Trwa remont schodów przed kolegiatą
Opublikowano 24 września 2014, autor:
Przy kościele pod wezwaniem Przemienienia Pańskiego w Garwolinie remontowane są schody. Już dziś można zobaczyć pierwsze efekty tych prac.
![środę przed południem ekipa remontowa pracowała na przykościelnym placu. Widać już pierwsze efekty ich działania.](/wp-content/uploads/2014/09/IMG_7520-330x205.jpg)
Obecnie roboty skupiają się na lewej stronie wejścia do świątyni. Wcześniej pod schodami nie było żadnej izolacji. Brakowało też cementu, a nagromadzona podczas deszczu woda, wsiąkała w ściany kościoła.
-Konserwacja schodów rozpoczęła się 19 sierpnia, a jej zakończenie przewidujemy na pierwszy tydzień października. Dużo zależy jednak od pogody. Ostatnio, z powodu deszczu, remont został wstrzymany. Beton musi dobrze wyschnąć, aby można było kłaść na niego kamień. Ponadto schody po położeniu kamienia wymagają jeszcze pracy, która potrwa dodatkowe kilka dni -mówi nam proboszcz, ksiądz Ryszard Andruszczak.
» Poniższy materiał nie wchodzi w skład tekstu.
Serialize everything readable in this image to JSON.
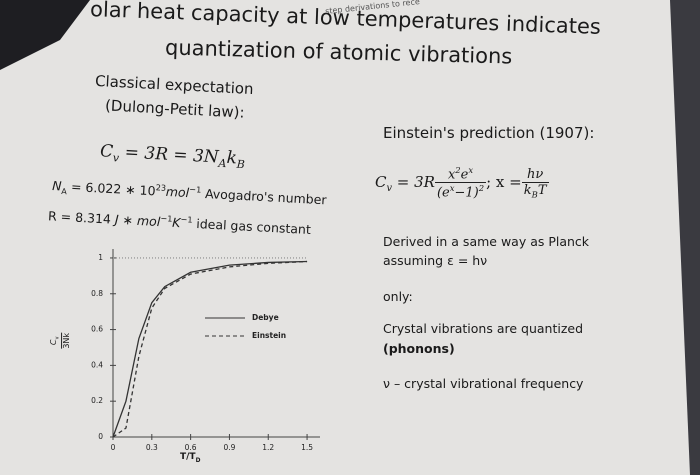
{
  "header": {
    "fragment": "step derivations to rece"
  },
  "title": {
    "lines": [
      "olar heat capacity at low temperatures indicates",
      "quantization of atomic vibrations"
    ]
  },
  "classical": {
    "heading": [
      "Classical expectation",
      "(Dulong-Petit law):"
    ],
    "formula": [
      "C",
      "v",
      " = 3R = 3N",
      "A",
      "k",
      "B"
    ],
    "avogadro": [
      "N",
      "A",
      " = 6.022 ∗ 10",
      "23",
      "mol",
      "−1",
      " Avogadro's number"
    ],
    "gas_constant": [
      "R = 8.314 ",
      "J",
      " ∗ ",
      "mol",
      "−1",
      "K",
      "−1",
      " ideal gas constant"
    ]
  },
  "einstein": {
    "heading": "Einstein's prediction (1907):",
    "formula": [
      "C",
      "v",
      " = 3R",
      "x",
      "2",
      "e",
      "x",
      "(e",
      "x",
      "−1)",
      "2",
      "; x =",
      "hν",
      "k",
      "B",
      "T"
    ],
    "notes": [
      "Derived in a same way as Planck",
      "assuming ε = hν",
      "only:",
      "Crystal vibrations are quantized",
      "(phonons)",
      "ν – crystal vibrational frequency"
    ]
  },
  "chart_data": {
    "type": "line",
    "xlabel": [
      "T/T",
      "D"
    ],
    "ylabel": [
      "C",
      "v",
      "3Nk"
    ],
    "x": [
      0,
      0.1,
      0.2,
      0.3,
      0.4,
      0.6,
      0.9,
      1.2,
      1.5
    ],
    "series": [
      {
        "name": "Debye",
        "color": "#333333",
        "dash": "none",
        "values": [
          0,
          0.2,
          0.55,
          0.75,
          0.84,
          0.92,
          0.96,
          0.975,
          0.98
        ]
      },
      {
        "name": "Einstein",
        "color": "#333333",
        "dash": "4 3",
        "values": [
          0,
          0.05,
          0.45,
          0.72,
          0.83,
          0.91,
          0.95,
          0.97,
          0.98
        ]
      },
      {
        "color": "#999999",
        "dash": "1 2",
        "values": [
          1,
          1,
          1,
          1,
          1,
          1,
          1,
          1,
          1
        ]
      }
    ],
    "xlim": [
      0,
      1.6
    ],
    "ylim": [
      0,
      1.05
    ],
    "xticks": [
      0,
      0.3,
      0.6,
      0.9,
      1.2,
      1.5
    ],
    "yticks": [
      0,
      0.2,
      0.4,
      0.6,
      0.8,
      1
    ]
  }
}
Jak twierdzi duchowny, jest jeszcze za wcześnie, aby mówić o całkowitych kosztach tej inwestycji. Będzie je można oszacować dopiero po zakończeniu prac.
Schody oddano do remontu, aby zapewnić parafianom większe bezpieczeństwo. W niektórych miejscach ich powierzchnia była nierówna, co czyniło wejście niebezpiecznym, a przy tym wyglądało nieestetycznie. Teraz to się zmieni. Ułożone przed laty kamienne schody znowu będą stanowiły atrybut świątyni, wpisanej do rejestru zabytków – jednej z głównych „wizytówek” naszego miasta.
Marlena Ludzińska
Nie musi się autor ukrywać pod pseudonimem. Boi się, czy wstydzi?
O jakim pseudonimie piszesz Kwisa ?! Przecież tekst jest podpisany pełnym imieniem i nazwiskiem? – a może komentujesz inny artykuł z zupełnie innego portalu nie w tym miejscu, co potrzeba – bo skoro czytasz, to podpis powinieneś/powinnaś też widzieć.
Ależ oczywiście, bez szkła powiększającego jeszcze widzę. Imię i nazwisko też może być pseudonimem, bo takiego nazwiska w okolicy nie spotkasz grador.
Mylisz się – mylisz się bardzo. Otóż znam tę osobę i jej rodzinę osobiście – i zapewniam, że są to ludzie mieszkający już wiele lat w powiecie garwolińskim. A autorka tego tekstu jest studentką, mającą praktyki zawodowe w redakcji Twojego Głosu.
Swoją drogą czytam ten tygodnik od pierwszego numeru i nie przypominam sobie, by kiedykolwiek ktokolwiek podpisywał się tam pseudonimem. Pozdrawiam.